“Even if the whole world is telling you to move, it is your duty to plant yourself like a tree and say, ‘No, you move.’” –Sharon Carter
When stated in the film, this quote seemed to state one of the major themes that drove the actions of Captain America in the latest Marvel film Civil War. It was originally stated in the Civil War comics by Cap, but the way it was given here gave Cap a chance to hear it and reflect upon it. The quote summarized one of Cap’s guiding philosophies: always stand for what you believe in, no matter who or what is pushing against you. This philosophy pushed the film forward as Cap fights against not only the Avengers but the world in an effort to save his friend Bucky Barnes.
This film was an ambitious project for Marvel, and for the most part they pulled it off well. Each Avenger was given a decent amount of screen time, even Spider-Man, who I expected to be a simple cameo. In fact, it was Spider-Man and Ant-Man that made the scenes they were in so fantastic. They were both so thrilled to simply be a part of something important, and it showed in their enthusiasm during the battle they both fought in.
Black Panther was another excellent addition to fantastic line-up of characters—and quite possibly my favorite character. Not only was he a total bad ass, but he had one of the greatest single-film Marvel character arcs I’ve seen yet. I was completely blown away by his journey, but I can’t say too much about it without giving away some pretty major spoilers. Although I can say that I can’t wait to see what Marvel does with his character in future films!
The third and final thing that impressed me the most was Tony Stark’s character arc. Matthew Bowman mentioned on his other blog that we’ve been shown Tony’s growth as a character since the first Iron Man film, and I think that out of every Marvel film, Tony grows the most in Civil War. He started and ended the film incredibly broken, but as the story progressed, there was a visible shift in his motivations and what drives his character.
I think that the biggest (non-spoilery) complaint over the film that I have is the characterization of Captain America. While his philosophy of standing firm held true throughout the course of the film, it was that standing firm that seemed to detract from his character. I can’t say much in terms of specifics since I’m trying to avoid spoiling this for everyone who hasn’t seen it, but I thought the film could have done a better job handling the internal conflict provided by both the Sokovia Accords (the document that was supposed to regulate the actions of the Avengers) and Cap’s quest to save Bucky at any cost.

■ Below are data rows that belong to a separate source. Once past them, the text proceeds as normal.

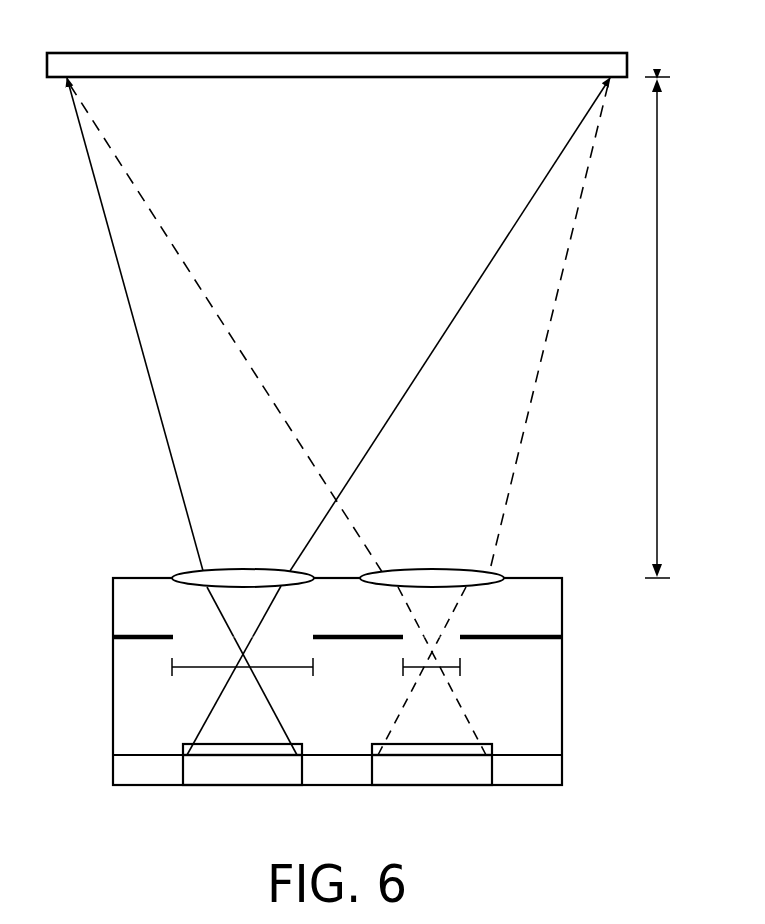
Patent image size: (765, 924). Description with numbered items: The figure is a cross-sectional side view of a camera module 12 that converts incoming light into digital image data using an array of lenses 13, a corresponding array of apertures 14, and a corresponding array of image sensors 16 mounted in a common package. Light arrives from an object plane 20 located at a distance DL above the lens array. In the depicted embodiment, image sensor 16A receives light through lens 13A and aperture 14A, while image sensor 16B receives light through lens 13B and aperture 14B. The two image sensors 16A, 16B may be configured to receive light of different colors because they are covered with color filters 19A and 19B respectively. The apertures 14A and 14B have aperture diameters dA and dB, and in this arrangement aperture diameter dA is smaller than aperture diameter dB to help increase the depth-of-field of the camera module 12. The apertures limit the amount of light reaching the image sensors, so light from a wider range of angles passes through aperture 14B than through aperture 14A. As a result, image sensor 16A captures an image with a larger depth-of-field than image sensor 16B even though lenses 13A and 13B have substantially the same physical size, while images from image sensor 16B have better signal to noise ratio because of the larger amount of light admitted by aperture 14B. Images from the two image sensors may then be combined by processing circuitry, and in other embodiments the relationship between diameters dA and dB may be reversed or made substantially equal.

The object / light source plane 20 is at (508, 58).
The distance between object and lens DL is at (657, 325).
The camera module 12 is at (552, 578).
The array of lenses 13 is at (258, 549).
The lens 13B is at (243, 575).
The lens 13A is at (438, 572).
The array of apertures 14 is at (287, 636).
The aperture 14B is at (200, 630).
The aperture 14A is at (455, 630).
The aperture diameter dB is at (287, 668).
The aperture diameter dA is at (452, 668).
The array of image sensors 16 is at (370, 784).
The image sensor 16B is at (238, 772).
The image sensor 16A is at (437, 772).
The color filter 19B is at (243, 750).
The color filter 19A is at (432, 750).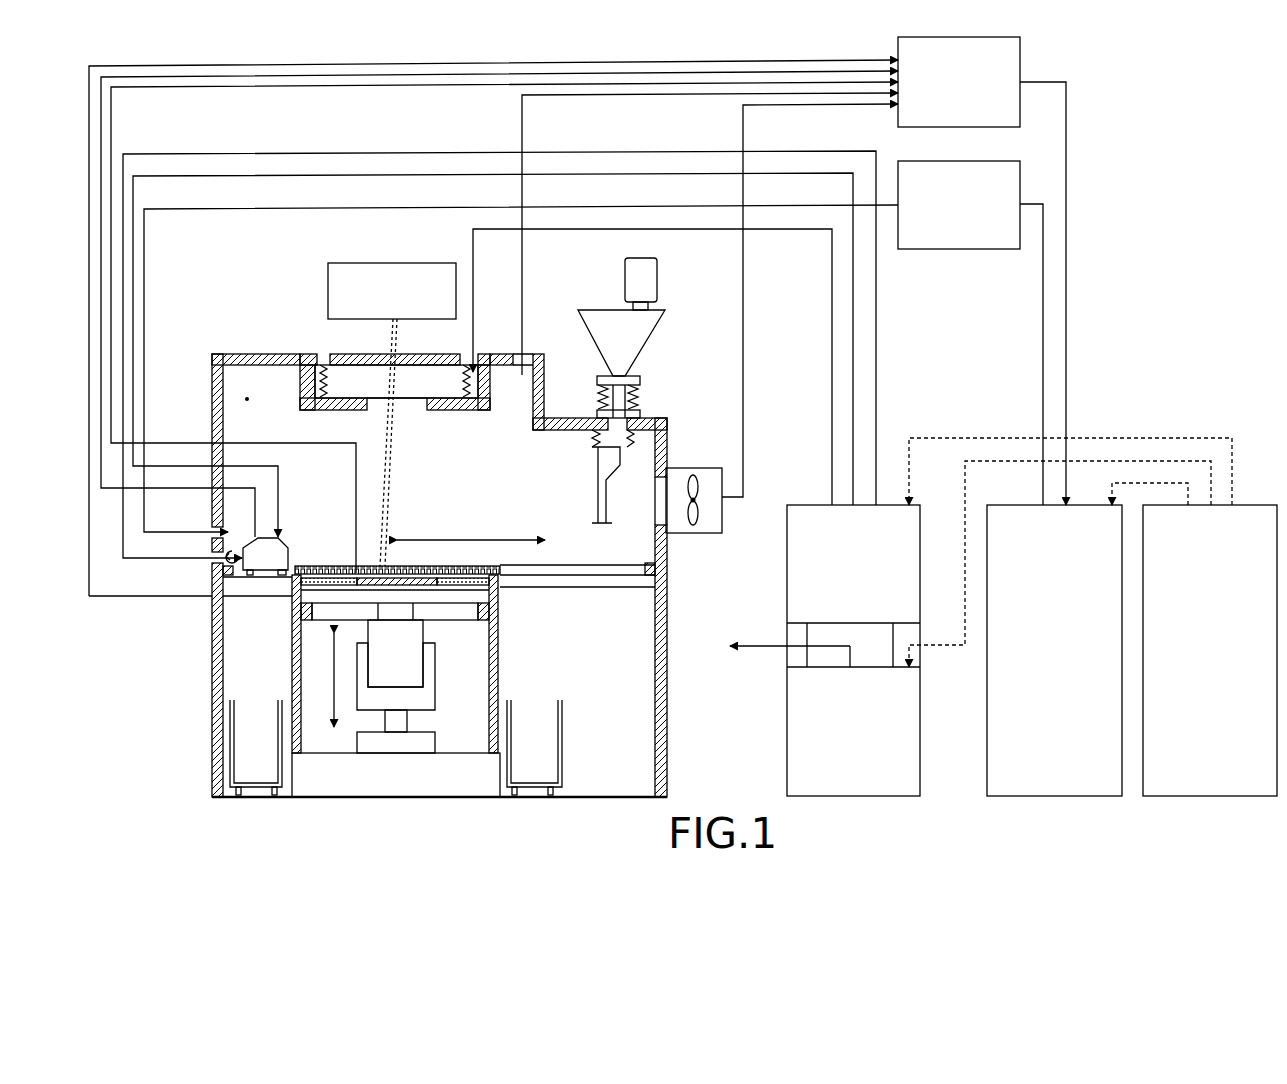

I see why Marvel decided to make Civil War a Captain America film, but it seemed more like Avengers 3 than Captain America 3. The overly-large cast was managed well, both within the Avengers team and in the supporting characters. Although while the plot did ultimately focus on Cap’s interactions with the rest of the team and his determination to save Bucky, the conflict over the Sokovia Accords, which caused the Avengers to split in the first place, seemed to hold more importance over the big picture of the MCU than Bucky. One of the hallmarks of a good Avengers film has been the far reaching consequences of the events that took place. The world of the MCU has always changed on a rather large scale after an Avengers film, and the implications of Civil War shares that gravity. I personally can’t wait to see where Marvel takes the broken Avengers next.